It has been a tough year with ups and down for Maxim Kovtun, but the Russian Champion is looking forward to the upcoming season.
“It was an Olympic season and therefore it was quite nerve-wracking,” he admitted, regarding last season. “It was especially hard as I had to fight for a spot (for the Olympic team). I had to be clearly better than everybody else in order to make a claim. I did the first part of the job, but then what happened, happened.”
The 19-year-old had a strong debut in the Grand Prix series, qualifying for the Final as well as winning Nationals over star Evgeni Plushenko. However, he came in fifth at Europeans, and as a result, was not selected for the Olympic team.
Despite his disappointment, there were still many positive moments, one of which was placing fourth at the 2014 World Figure Skating Championships.
“I actually didn’t have time to be upset,” Kovtun recalled. “I had the World Championships coming up, which was very important. It became twice as important.”
“I was a little upset when I saw all the Mercedes (cars – sponsor gifts for medalists),” he continued with a grin. “I drove some of them and it was a little sad, but what happened, happened, and it’s fine. I overcame this season and now it will be a bit easier. Now I want to break through to the very top and fight for the highest placements.”
Kovtun has been working with his team on two new programs, but was not ready to reveal his choice of music.
“Petia (Peter) Tchernyshev, Tatiana Anatolievna (Tarasova), and [coach] Elena Germanovna (Buianova) put them together, everybody as always,” the Muscovite shared. “Now it is a completely different level of work.”
“First of all, I now skate up to four hours without a break,” he explained. “Last year, I was able to last for four hours, but it was very tough. At the end, I just couldn’t do it anymore and almost threw up. After two hours the next day, I was exhausted and asked for a day off, but now I’ve worked through a whole week without a break.”
He also feels that he is better able to implement what his choreographer and coach show him.
“Petia shows something and I do the step right away,” said Kovtun. “I already see all these details and can distinguish them.”
Kovtun admitted having difficulty with this last season.
“When we (began training) the Flamenco, it was just hell,” he recalled. “I couldn’t repeat a single step and there were hundreds of them. I needed half an hour to learn one step, so it took a very long time to put this all together. The free program was already somewhat easier.”
The skater plans to put two quads in the short program and three in the long.
“Last year we did the (short) program with just one quad,” he noted. “We constantly changed the program. Now, we are putting the programs together clearly with five quads in mind, and it will be more comfortable. Back then, I somehow had to fit the quads in. Now, we arranged the programs according to the elements, and I think it will be a different story.”
The Russian wants to stick with the quad toe and Salchow, however, he might work on another quad just for fun in practice.

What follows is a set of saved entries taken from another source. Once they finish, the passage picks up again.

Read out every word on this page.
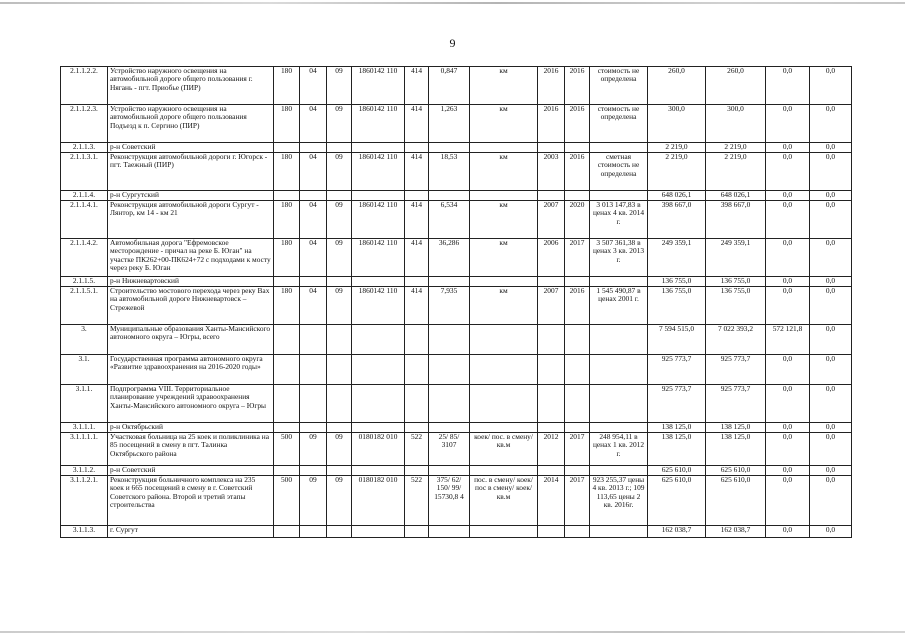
9
2.1.1.2.2.	Устройство наружного освещения на автомобильной дороге общего пользования г. Нягань - пгт. Приобье (ПИР)	180	04	09	1860142 110	414	0,847	км	2016	2016	стоимость не определена	260,0	260,0	0,0	0,0
2.1.1.2.3.	Устройство наружного освещения на автомобильной дороге общего пользования Подъезд к п. Сергино (ПИР)	180	04	09	1860142 110	414	1,263	км	2016	2016	стоимость не определена	300,0	300,0	0,0	0,0
2.1.1.3.	р-н Советский											2 219,0	2 219,0	0,0	0,0
2.1.1.3.1.	Реконструкция автомобильной дороги г. Югорск - пгт. Таежный (ПИР)	180	04	09	1860142 110	414	18,53	км	2003	2016	сметная стоимость не определена	2 219,0	2 219,0	0,0	0,0
2.1.1.4.	р-н Сургутский											648 026,1	648 026,1	0,0	0,0
2.1.1.4.1.	Реконструкция автомобильной дороги Сургут - Лянтор, км 14 - км 21	180	04	09	1860142 110	414	6,534	км	2007	2020	3 013 147,83 в ценах 4 кв. 2014 г.	398 667,0	398 667,0	0,0	0,0
2.1.1.4.2.	Автомобильная дорога "Ефремовское месторождение - причал на реке Б. Юган" на участке ПК262+00-ПК624+72 с подходами к мосту через реку Б. Юган	180	04	09	1860142 110	414	36,286	км	2006	2017	3 507 361,38 в ценах 3 кв. 2013 г.	249 359,1	249 359,1	0,0	0,0
2.1.1.5.	р-н Нижневартовский											136 755,0	136 755,0	0,0	0,0
2.1.1.5.1.	Строительство мостового перехода через реку Вах на автомобильной дороге Нижневартовск – Стрежевой	180	04	09	1860142 110	414	7,935	км	2007	2016	1 545 490,87 в ценах 2001 г.	136 755,0	136 755,0	0,0	0,0
3.	Муниципальные образования Ханты-Мансийского автономного округа – Югры, всего											7 594 515,0	7 022 393,2	572 121,8	0,0
3.1.	Государственная программа автономного округа «Развитие здравоохранения на 2016-2020 годы»											925 773,7	925 773,7	0,0	0,0
3.1.1.	Подпрограмма VIII. Территориальное планирование учреждений здравоохранения Ханты-Мансийского автономного округа – Югры											925 773,7	925 773,7	0,0	0,0
3.1.1.1.	р-н Октябрьский											138 125,0	138 125,0	0,0	0,0
3.1.1.1.1.	Участковая больница на 25 коек и поликлиника на 85 посещений в смену в пгт. Талинка Октябрьского района	500	09	09	0180182 010	522	25/ 85/ 3107	коек/ пос. в смену/ кв.м	2012	2017	248 954,11 в ценах 1 кв. 2012 г.	138 125,0	138 125,0	0,0	0,0
3.1.1.2.	р-н Советский											625 610,0	625 610,0	0,0	0,0
3.1.1.2.1.	Реконструкция больничного комплекса на 235 коек и 665 посещений в смену в г. Советский Советского района. Второй и третий этапы строительства	500	09	09	0180182 010	522	375/ 62/ 150/ 99/ 15730,8 4	пос. в смену/ коек/ пос в смену/ коек/ кв.м	2014	2017	923 255,37 цены 4 кв. 2013 г.; 109 113,65 цены 2 кв. 2016г.	625 610,0	625 610,0	0,0	0,0
3.1.1.3.	г. Сургут											162 038,7	162 038,7	0,0	0,0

“First of all, I kill my knees, and for my century, the quads I can do are for sure enough,” he said, laughing. “I think I can master the quad flip one day. I did it just for myself a few times. I won’t do it in competition. I want to skate clean. I want to improve my skating. I can do all these jumps and I’ll work on them in the next few years before the Olympic Games. I am entering a new cycle now.”
“There are four years before the Olympic Games,” he pointed out. “I want to improve the jumps so that they are easy and add to the skating. Compared to last year, I have really improved in my skating.”
Kovtun is currently scheduled to compete at Cup of China and Trophée Bompard later this fall.